2. Relocated Study Selection Text: The text describing the initial search results, duplicate removal, screening process, and final selection of the 50 articles has been moved to this new Subsection 2.4 (Lines 141-152).
3. Relocated Figure 1: The flowchart illustrating the study selection process (Figure 1) and its corresponding caption have also been moved to the new subsection 2.4 (Line 153).
4. Revised Start of Section 3: Consequently, Section 3 (Results and Discussion) now begins directly with the presentation and discussion of the synthesised findings derived from the selected studies (line 163).

We believe that these revisions address the reviewer's comments and improve the manuscript's structure and adherence to conventional reporting formats.

Comments 2/3: The assessment of nutrient doses in relation to health status is primarily considered from the perspective of nutritional requirements based on age groups, gender, and the presence or absence of comorbidities, as well as genetic factors. However, the authors fail to take these factors into account. They should emphasize these aspects more thoroughly in the discussion section.

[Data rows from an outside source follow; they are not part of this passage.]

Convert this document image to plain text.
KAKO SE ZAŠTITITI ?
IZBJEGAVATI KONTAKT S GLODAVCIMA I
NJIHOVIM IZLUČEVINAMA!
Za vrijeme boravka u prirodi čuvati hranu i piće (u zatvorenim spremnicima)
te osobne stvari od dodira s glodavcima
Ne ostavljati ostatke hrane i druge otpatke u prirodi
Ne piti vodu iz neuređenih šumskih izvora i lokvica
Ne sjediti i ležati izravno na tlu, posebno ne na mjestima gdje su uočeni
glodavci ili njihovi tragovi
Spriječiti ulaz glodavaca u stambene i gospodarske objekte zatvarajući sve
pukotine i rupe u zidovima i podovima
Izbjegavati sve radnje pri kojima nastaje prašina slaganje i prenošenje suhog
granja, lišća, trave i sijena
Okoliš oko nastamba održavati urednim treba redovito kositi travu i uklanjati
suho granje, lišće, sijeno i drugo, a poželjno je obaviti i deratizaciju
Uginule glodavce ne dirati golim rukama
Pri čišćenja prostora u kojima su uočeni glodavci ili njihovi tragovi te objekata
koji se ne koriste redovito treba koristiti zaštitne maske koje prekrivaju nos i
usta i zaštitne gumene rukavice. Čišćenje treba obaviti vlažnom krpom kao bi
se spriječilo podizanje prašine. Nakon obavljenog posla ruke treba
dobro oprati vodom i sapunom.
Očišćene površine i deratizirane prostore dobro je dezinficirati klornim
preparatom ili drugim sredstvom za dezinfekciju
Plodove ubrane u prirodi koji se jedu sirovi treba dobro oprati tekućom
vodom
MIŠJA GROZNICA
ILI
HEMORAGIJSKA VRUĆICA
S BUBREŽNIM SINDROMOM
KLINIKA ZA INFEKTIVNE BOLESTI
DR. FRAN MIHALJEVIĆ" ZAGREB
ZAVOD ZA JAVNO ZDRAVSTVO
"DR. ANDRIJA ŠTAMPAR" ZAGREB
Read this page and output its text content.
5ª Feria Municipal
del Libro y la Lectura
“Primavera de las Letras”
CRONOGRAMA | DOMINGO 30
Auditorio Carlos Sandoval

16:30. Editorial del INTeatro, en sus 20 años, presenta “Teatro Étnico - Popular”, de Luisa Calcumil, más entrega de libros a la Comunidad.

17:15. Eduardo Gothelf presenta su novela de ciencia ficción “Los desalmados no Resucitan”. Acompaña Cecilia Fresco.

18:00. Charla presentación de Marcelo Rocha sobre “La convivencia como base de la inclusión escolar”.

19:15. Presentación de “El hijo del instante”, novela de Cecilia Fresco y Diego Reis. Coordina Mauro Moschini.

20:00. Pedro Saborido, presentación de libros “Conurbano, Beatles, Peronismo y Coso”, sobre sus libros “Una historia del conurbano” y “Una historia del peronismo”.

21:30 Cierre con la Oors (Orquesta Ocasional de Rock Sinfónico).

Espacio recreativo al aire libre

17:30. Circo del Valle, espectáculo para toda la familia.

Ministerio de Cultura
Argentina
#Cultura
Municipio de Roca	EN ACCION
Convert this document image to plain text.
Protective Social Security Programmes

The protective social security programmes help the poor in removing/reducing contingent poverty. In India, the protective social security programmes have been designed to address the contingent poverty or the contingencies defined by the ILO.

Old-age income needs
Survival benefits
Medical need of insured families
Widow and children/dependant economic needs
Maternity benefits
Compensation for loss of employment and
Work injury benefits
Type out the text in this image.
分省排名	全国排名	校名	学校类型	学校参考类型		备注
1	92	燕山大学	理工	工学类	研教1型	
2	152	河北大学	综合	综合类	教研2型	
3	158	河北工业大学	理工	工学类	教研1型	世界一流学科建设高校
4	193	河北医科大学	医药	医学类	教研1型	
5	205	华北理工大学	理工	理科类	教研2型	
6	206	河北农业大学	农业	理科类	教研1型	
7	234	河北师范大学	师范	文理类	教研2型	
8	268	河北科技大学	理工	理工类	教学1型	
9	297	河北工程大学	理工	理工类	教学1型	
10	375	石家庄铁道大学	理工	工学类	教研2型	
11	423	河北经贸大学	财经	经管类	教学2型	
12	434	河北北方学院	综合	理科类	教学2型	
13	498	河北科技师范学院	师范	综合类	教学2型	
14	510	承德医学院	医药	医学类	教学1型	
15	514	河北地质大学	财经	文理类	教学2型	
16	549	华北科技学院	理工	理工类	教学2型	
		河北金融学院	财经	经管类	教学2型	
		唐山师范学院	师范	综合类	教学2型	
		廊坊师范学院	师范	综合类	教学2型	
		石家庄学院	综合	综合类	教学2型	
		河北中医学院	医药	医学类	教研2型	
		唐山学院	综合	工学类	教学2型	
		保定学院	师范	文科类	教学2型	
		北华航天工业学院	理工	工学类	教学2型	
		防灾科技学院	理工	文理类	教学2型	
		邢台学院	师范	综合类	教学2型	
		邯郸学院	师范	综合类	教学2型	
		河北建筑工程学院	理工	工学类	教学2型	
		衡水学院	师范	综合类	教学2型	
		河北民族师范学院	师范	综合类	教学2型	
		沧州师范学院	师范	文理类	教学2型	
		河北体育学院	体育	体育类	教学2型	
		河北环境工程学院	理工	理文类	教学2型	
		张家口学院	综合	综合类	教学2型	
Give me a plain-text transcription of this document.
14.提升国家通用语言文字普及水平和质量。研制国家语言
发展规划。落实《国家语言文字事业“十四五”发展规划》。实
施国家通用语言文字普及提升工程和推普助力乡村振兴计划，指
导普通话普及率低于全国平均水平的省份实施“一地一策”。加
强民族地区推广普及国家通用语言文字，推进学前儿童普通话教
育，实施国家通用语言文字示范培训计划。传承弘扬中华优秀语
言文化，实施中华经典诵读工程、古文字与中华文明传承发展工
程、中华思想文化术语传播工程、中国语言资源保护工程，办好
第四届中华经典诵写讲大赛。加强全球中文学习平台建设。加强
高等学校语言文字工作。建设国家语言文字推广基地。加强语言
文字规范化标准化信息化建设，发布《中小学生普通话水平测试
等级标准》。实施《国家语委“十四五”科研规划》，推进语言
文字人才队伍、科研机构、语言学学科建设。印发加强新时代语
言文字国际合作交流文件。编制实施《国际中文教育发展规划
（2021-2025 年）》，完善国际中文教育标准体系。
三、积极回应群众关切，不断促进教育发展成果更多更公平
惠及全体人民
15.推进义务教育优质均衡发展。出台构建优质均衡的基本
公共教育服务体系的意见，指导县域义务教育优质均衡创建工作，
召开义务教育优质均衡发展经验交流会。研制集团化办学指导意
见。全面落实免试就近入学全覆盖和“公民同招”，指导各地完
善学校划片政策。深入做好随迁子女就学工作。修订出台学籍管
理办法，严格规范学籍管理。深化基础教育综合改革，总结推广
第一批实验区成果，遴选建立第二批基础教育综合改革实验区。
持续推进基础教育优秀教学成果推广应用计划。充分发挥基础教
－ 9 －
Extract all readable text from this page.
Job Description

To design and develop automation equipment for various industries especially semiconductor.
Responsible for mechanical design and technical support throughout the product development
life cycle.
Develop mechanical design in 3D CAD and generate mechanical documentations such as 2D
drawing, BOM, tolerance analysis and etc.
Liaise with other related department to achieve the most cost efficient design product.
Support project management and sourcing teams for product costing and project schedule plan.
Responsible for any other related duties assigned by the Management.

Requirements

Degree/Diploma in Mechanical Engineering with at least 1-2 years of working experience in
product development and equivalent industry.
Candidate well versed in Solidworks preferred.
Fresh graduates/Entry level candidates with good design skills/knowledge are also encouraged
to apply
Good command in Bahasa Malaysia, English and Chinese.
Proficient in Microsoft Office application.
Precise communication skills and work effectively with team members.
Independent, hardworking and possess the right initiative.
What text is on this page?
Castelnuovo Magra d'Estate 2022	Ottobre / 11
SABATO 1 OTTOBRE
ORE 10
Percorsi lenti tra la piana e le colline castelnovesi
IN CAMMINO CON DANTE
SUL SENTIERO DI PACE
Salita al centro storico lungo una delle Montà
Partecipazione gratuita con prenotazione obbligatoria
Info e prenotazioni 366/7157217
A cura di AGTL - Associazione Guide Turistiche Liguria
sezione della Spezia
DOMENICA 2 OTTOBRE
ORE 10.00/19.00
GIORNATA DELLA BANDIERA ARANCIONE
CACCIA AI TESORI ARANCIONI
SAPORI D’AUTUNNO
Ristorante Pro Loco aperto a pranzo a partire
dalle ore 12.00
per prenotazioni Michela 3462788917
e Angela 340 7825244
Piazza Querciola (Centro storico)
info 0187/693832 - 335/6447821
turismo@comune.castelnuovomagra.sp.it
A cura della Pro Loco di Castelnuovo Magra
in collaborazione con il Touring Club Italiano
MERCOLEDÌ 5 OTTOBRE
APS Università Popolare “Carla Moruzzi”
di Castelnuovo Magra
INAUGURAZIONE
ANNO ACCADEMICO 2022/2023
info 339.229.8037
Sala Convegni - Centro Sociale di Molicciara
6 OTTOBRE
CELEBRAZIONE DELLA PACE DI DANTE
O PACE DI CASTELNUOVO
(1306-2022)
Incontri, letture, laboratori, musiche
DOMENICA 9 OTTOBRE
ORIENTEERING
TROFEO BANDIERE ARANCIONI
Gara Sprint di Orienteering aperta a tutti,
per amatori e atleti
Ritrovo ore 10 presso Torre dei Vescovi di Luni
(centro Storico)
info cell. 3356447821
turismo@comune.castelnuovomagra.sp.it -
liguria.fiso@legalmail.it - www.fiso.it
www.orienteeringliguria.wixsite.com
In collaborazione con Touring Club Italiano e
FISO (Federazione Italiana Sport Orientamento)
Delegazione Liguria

A proper evaluation of nutrient doses in relation to age is crucial for maintaining health throughout life. Each stage of life has specific nutritional needs that, when appropriately addressed, contribute to optimal development, disease prevention, and overall well-being. Maintaining an adequate nutritional balance is key to longevity and quality of life.

Response: We thank the reviewer for the concluding remarks and fully concur with the critical importance of accounting for population variables (age, sex, physiological status, genetics) and dosage when discussing nutrient effects and requirements. Generalising findings across diverse populations without considering these factors is a major challenge and a potential source of bias.

As acknowledged in our previous responses and detailed in the manuscript, the primary limitation of this review in this regard stems from the nature of the available source data, as published meta-analyses often lack the necessary stratification. Our review aimed to compile the existing quantitative evidence.

To thoroughly address the reviewer's emphasis on this crucial point, we have significantly strengthened the discussion in the Limitations section (Section 3.14, Lines 436-454). The revised text is now more explicit.

1. Highlights the fundamental principle that nutrient requirements and responses vary considerably based on age, sex, physiological state, and genetics, citing relevant literature [Stover et al., 2020; Niforou et al., 2020].
2. Acknowledges that source meta-analyses often lack detailed stratification across these key variables.
3. Explicitly states that the generalised findings presented must be interpreted with caution and may not be directly applicable to specific subgroups without further context or adjustment.
4. References modern RBA guidance [EFSA Scientific Committee, 2024; Boué et al., 2022] that underscores the importance of addressing population variability, thereby reinforcing the significance of this limitation in the source data.
5. Clearly identifies this lack of stratification as a potential source of uncertainty and confounding bias.

We believe that this enhanced discussion in the Limitations section now thoroughly addresses the reviewer's valid concerns about the need for precision and the potential biases introduced when detailed population characteristics are not accounted for in the underlying evidence base.

We thank the reviewer again for the constructive comments, which have helped us improve the clarity and rigor of the manuscript.